Nell'anno in cui l'emergenza ha portato a riscoprire un turismo slow, spesso sostenibile, attento ai luoghi, Le Vie dei Tesori si è trovata già un passo avanti. Perché a Sambuca borgo gioiello mette in mostra le cave di tufo, le case recuperate con un'intelligente operazione di marketing, l'attenzione per i suoi personaggi illustri, Navarro o Gianbecchina, ma anche l’area archeologica punica che sembra proteggerla dall’alto. Il festival, che quest'anno è sostenuto da Unicredit, a Sambuca ha il supporto del Comune. “Le Vie dei Tesori ci permettono di riscoprirci – spiegano il sindaco Leonardo Ciaccio e il vicesindaco, e assessore alla Cultura, Giuseppe Cacioppo – ci riappropriamo del nostro territorio. E soprattutto i sambucesi ritroveranno la Chiesa della Concezione, chiusa da due anni per i restauri; o potranno salire a Monte Adranone dove già questa estate abbiamo organizzato spettacoli molto apprezzati”.

Dodici luoghi, da scoprire o da riscoprire. Con un collegamento netto tra il cuore antico di Zabut e le sue immediate vicinanze, sulle tracce di personaggi illustri che qui hanno scelto di vivere. A partire dal “pittore degli umili” Gianbecchina di cui si visiteranno sia la pinacoteca cittadina, nata dal lascito alla città, che (novità di quest'anno) la casa-studio sulla collina di Adragna. E ancora, si cercheranno le passioni dello scritto, amico di Verga e Capuana: a Emanuele Navarro della Miraglia è dedicata un’importante biblioteca riallestita dalla Banca Sicana. Sarà una vera scoperta curiosa anche la “macchina” ottocentesca nascosta nella Torre dell'Orologio, che si raggiungerà con un ripida scaletta a chiocciola monoblocco.

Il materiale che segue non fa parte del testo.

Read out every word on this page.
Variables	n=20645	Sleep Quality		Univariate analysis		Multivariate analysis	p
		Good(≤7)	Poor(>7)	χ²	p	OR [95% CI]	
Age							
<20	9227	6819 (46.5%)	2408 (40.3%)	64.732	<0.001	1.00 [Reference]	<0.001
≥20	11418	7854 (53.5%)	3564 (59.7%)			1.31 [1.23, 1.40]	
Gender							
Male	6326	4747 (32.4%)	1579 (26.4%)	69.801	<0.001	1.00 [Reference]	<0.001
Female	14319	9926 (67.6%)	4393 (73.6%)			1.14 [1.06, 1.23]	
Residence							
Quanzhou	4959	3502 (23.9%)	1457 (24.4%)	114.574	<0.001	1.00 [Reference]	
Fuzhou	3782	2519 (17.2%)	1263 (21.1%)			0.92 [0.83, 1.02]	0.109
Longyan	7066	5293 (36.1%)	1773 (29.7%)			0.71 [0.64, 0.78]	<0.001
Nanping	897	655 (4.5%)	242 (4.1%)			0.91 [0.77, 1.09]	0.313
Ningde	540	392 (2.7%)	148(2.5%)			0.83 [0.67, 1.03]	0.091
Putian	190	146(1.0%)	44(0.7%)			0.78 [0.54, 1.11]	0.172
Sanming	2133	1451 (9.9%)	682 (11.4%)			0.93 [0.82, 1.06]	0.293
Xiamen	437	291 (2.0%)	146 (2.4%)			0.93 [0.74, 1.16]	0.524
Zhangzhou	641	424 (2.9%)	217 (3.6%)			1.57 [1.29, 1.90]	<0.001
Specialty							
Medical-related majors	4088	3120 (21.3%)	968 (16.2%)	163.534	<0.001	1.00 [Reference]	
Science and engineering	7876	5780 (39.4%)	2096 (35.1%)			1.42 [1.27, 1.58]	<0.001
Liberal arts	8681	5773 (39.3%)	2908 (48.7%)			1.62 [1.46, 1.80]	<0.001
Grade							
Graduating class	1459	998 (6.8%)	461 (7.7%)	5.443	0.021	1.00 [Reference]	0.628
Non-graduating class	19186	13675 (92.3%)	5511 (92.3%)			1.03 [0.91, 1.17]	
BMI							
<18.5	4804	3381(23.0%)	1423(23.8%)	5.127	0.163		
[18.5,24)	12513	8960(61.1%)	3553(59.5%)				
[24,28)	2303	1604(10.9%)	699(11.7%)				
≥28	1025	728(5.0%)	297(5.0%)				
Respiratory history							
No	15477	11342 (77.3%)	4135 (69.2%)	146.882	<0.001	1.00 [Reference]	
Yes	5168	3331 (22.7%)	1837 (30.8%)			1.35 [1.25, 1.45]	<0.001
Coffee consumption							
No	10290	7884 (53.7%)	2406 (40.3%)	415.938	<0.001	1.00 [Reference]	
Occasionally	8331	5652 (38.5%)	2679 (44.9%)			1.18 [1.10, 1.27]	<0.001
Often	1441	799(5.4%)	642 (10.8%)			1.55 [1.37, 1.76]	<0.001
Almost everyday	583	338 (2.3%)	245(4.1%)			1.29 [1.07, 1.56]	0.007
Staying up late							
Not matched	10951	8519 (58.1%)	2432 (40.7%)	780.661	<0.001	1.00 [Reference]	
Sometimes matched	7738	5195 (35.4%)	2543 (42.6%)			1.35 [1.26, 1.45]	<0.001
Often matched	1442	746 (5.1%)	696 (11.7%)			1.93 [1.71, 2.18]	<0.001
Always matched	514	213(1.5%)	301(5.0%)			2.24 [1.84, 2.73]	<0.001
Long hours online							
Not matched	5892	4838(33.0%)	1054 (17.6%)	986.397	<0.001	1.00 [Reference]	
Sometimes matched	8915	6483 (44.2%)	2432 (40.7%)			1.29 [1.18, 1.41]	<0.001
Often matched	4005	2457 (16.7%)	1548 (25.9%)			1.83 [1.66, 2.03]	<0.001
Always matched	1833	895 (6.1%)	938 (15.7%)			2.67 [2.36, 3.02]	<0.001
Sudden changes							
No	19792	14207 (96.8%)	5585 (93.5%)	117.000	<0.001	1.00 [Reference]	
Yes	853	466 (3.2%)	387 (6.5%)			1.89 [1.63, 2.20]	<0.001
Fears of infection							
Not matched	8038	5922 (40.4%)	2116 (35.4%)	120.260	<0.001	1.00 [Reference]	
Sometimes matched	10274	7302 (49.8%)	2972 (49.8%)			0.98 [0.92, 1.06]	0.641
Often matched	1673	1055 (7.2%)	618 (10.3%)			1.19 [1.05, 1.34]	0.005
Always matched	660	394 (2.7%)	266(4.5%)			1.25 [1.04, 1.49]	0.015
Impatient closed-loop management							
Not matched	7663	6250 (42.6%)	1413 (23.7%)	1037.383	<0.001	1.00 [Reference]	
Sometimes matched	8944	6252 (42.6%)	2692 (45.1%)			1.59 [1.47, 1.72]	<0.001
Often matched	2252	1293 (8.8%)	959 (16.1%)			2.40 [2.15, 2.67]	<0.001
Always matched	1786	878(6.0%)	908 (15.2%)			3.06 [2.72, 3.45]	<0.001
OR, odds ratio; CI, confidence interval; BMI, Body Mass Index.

Riaprirà le porte, dopo un lungo restauro durato due anni, la Chiesa della Concezione con il suo bellissimo portale arabo normanno, monumento nazionale, che proviene dall’ormai distrutta chiesa di San Nicolò di Adragna.

Sono dei graditi ritorni, invece - oltre alle antiche Purrere, le cave di pietra che corrono sotto il borgo - la casa natale del primo sindaco di Sambuca post Liberazione, Tommaso Amodeo, un intero complesso fatto di ambienti diversi, ex vicoli, slarghi, terrazze, scale e salottini, con un inaspettato giardino mediterraneo; la chiesa di Santa Caterina che faceva parte del monastero e è un vero tripudio: furono queste monache a creare le famose “Minni di vergini”; la seicentesca chiesa del Purgatorio dove da poco più di un anno è aperto il MuDiA, il Museo Diocesano; il rinascimentale Palazzo Panitteri con la bella collezione di reperti dagli scavi a Monte Adranone (che si raggiungerà durante la passeggiata); la collezione di sculture tessili della francese Sylvie Clavel; e infine, il Teatro l’Idea, creato da cinque imprenditori a metà ‘800, piccolino ma con una stagione seguitissima.

Inoltre, visto il successo dello scorso anno, viene non solo riproposta la passeggiata urbana il 20 settembre per “Le Vie del Borgo” Saraceno e nel cuore antico di Zabut ma inaugurata quella su Monte Adranone per domenica 27 settembre sui resti dell’antica Adranon.